The Groups have lately circulated a triple-shot testimonial containing the following items: 1) a letter from Dr. Henry St. George Tucker, Presiding Bishop of the Episcopal Church, calling attention to a speech by the Archbishop of Canterbury; 2) the Archbishop’s speech, in which he mentioned the Groups as one of many evidences of a new interest in religion; 3) a copy of the Church of England Newspaper devoted to extravagant praise of the Groups.

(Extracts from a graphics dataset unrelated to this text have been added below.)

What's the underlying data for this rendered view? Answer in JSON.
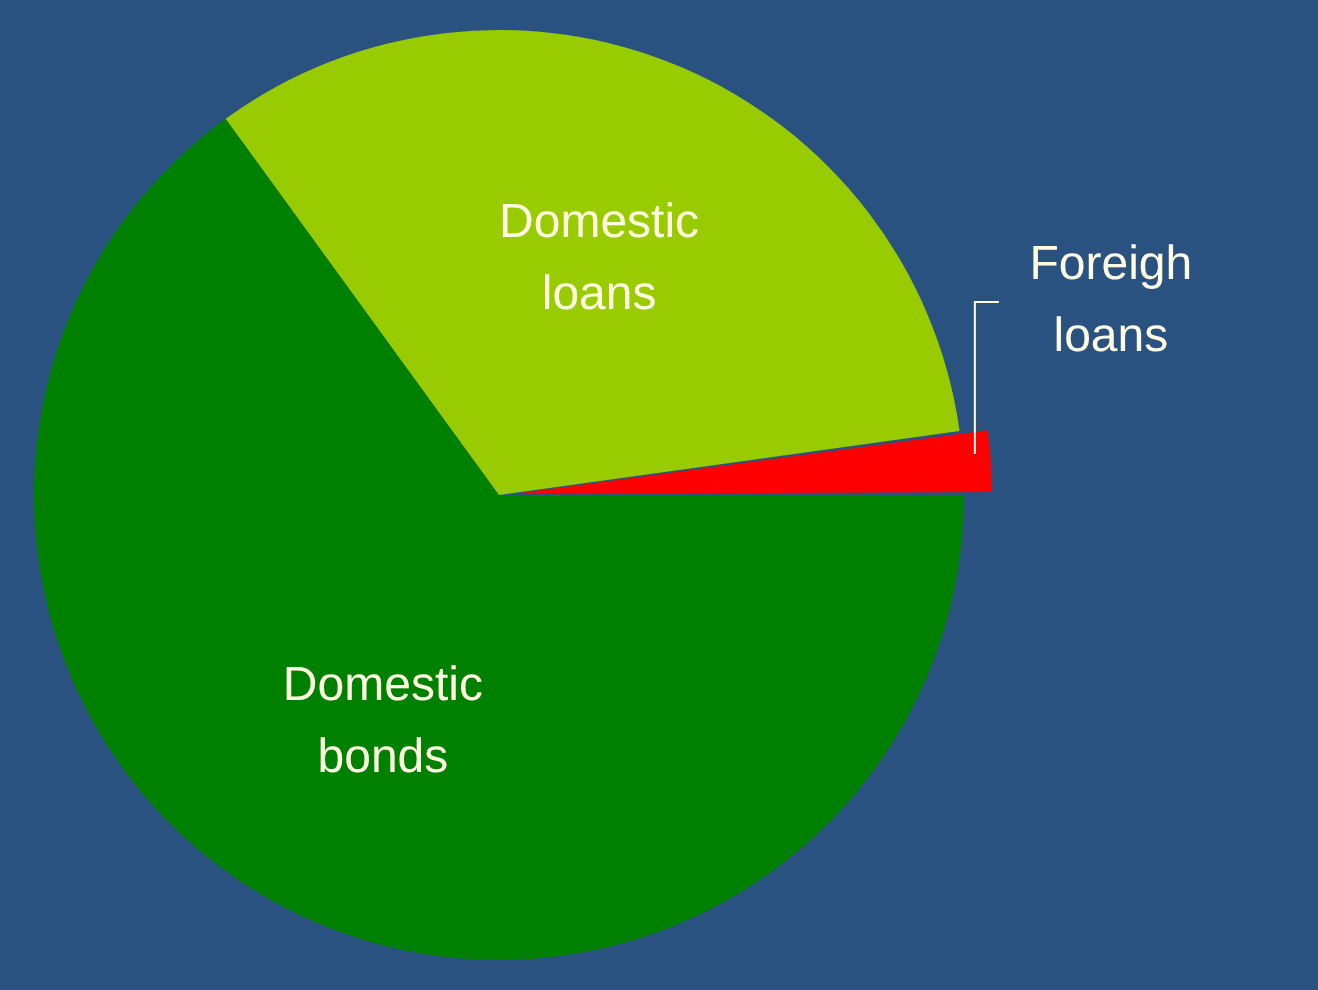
{
  "chart_data": {
    "type": "pie",
    "categories": [
      "Domestic bonds",
      "Domestic loans",
      "Foreigh loans"
    ],
    "values": [
      65,
      32.8,
      2.2
    ],
    "colors": [
      "#008000",
      "#99cc00",
      "#ff0000"
    ],
    "legend": false
  }
}
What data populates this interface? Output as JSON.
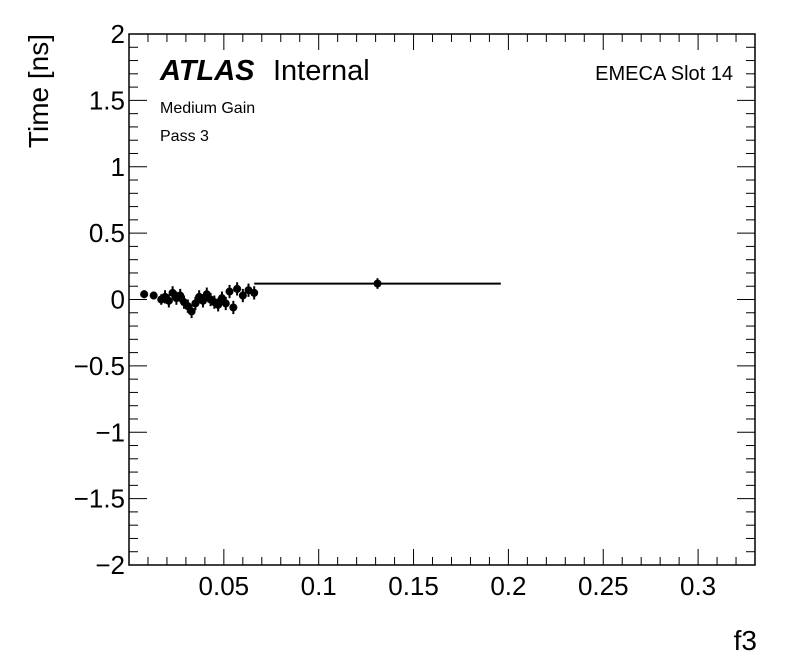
{
  "chart_data": {
    "type": "scatter",
    "xlabel": "f3",
    "ylabel": "Time [ns]",
    "xlim": [
      0.0,
      0.33
    ],
    "ylim": [
      -2,
      2
    ],
    "x_ticks": [
      "0.05",
      "0.1",
      "0.15",
      "0.2",
      "0.25",
      "0.3"
    ],
    "x_tick_values": [
      0.05,
      0.1,
      0.15,
      0.2,
      0.25,
      0.3
    ],
    "y_ticks": [
      "2",
      "1.5",
      "1",
      "0.5",
      "0",
      "−0.5",
      "−1",
      "−1.5",
      "−2"
    ],
    "y_tick_values": [
      2,
      1.5,
      1,
      0.5,
      0,
      -0.5,
      -1,
      -1.5,
      -2
    ],
    "grid": false,
    "marker_color": "#000000",
    "points": [
      {
        "x": 0.008,
        "y": 0.04,
        "xerr": 0.002,
        "yerr": 0.03
      },
      {
        "x": 0.013,
        "y": 0.03,
        "xerr": 0.002,
        "yerr": 0.03
      },
      {
        "x": 0.017,
        "y": 0.0,
        "xerr": 0.002,
        "yerr": 0.04
      },
      {
        "x": 0.019,
        "y": 0.02,
        "xerr": 0.002,
        "yerr": 0.05
      },
      {
        "x": 0.021,
        "y": -0.01,
        "xerr": 0.002,
        "yerr": 0.05
      },
      {
        "x": 0.023,
        "y": 0.05,
        "xerr": 0.002,
        "yerr": 0.05
      },
      {
        "x": 0.025,
        "y": 0.01,
        "xerr": 0.002,
        "yerr": 0.05
      },
      {
        "x": 0.027,
        "y": 0.03,
        "xerr": 0.002,
        "yerr": 0.05
      },
      {
        "x": 0.029,
        "y": -0.02,
        "xerr": 0.002,
        "yerr": 0.05
      },
      {
        "x": 0.031,
        "y": -0.05,
        "xerr": 0.002,
        "yerr": 0.05
      },
      {
        "x": 0.033,
        "y": -0.09,
        "xerr": 0.002,
        "yerr": 0.05
      },
      {
        "x": 0.035,
        "y": -0.03,
        "xerr": 0.002,
        "yerr": 0.05
      },
      {
        "x": 0.037,
        "y": 0.02,
        "xerr": 0.002,
        "yerr": 0.05
      },
      {
        "x": 0.039,
        "y": -0.01,
        "xerr": 0.002,
        "yerr": 0.05
      },
      {
        "x": 0.041,
        "y": 0.04,
        "xerr": 0.002,
        "yerr": 0.05
      },
      {
        "x": 0.043,
        "y": 0.0,
        "xerr": 0.002,
        "yerr": 0.05
      },
      {
        "x": 0.045,
        "y": -0.02,
        "xerr": 0.002,
        "yerr": 0.05
      },
      {
        "x": 0.047,
        "y": -0.04,
        "xerr": 0.002,
        "yerr": 0.05
      },
      {
        "x": 0.049,
        "y": 0.01,
        "xerr": 0.002,
        "yerr": 0.05
      },
      {
        "x": 0.051,
        "y": -0.03,
        "xerr": 0.002,
        "yerr": 0.05
      },
      {
        "x": 0.053,
        "y": 0.06,
        "xerr": 0.002,
        "yerr": 0.05
      },
      {
        "x": 0.055,
        "y": -0.06,
        "xerr": 0.002,
        "yerr": 0.05
      },
      {
        "x": 0.057,
        "y": 0.08,
        "xerr": 0.002,
        "yerr": 0.05
      },
      {
        "x": 0.06,
        "y": 0.03,
        "xerr": 0.002,
        "yerr": 0.05
      },
      {
        "x": 0.063,
        "y": 0.07,
        "xerr": 0.002,
        "yerr": 0.05
      },
      {
        "x": 0.066,
        "y": 0.05,
        "xerr": 0.002,
        "yerr": 0.05
      },
      {
        "x": 0.131,
        "y": 0.12,
        "xerr": 0.065,
        "yerr": 0.04
      }
    ],
    "annotations": {
      "atlas_bold": "ATLAS",
      "atlas_rest": "Internal",
      "line1": "Medium Gain",
      "line2": "Pass 3",
      "slot": "EMECA Slot 14"
    }
  }
}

Last week the American Church Monthly (high-Episcopal) editorially charged that the Groups were trying to make it appear that Bishop Tucker and the Archbishop of Canterbury “esteemed the Groups as highly as the enclosed newspaper did (of which there is no evidence).” One tenet of Buchmanism is “Absolute Honesty” (along with Absolute Purity, Love, Unselfishness). Cracked the Monthly: “We do not for a moment suppose that Dr. Tucker was a party to this devious and dubious business, nor the Archbishop either; but it does go to show what happens to ‘absolute honesty’ in an advertising age.”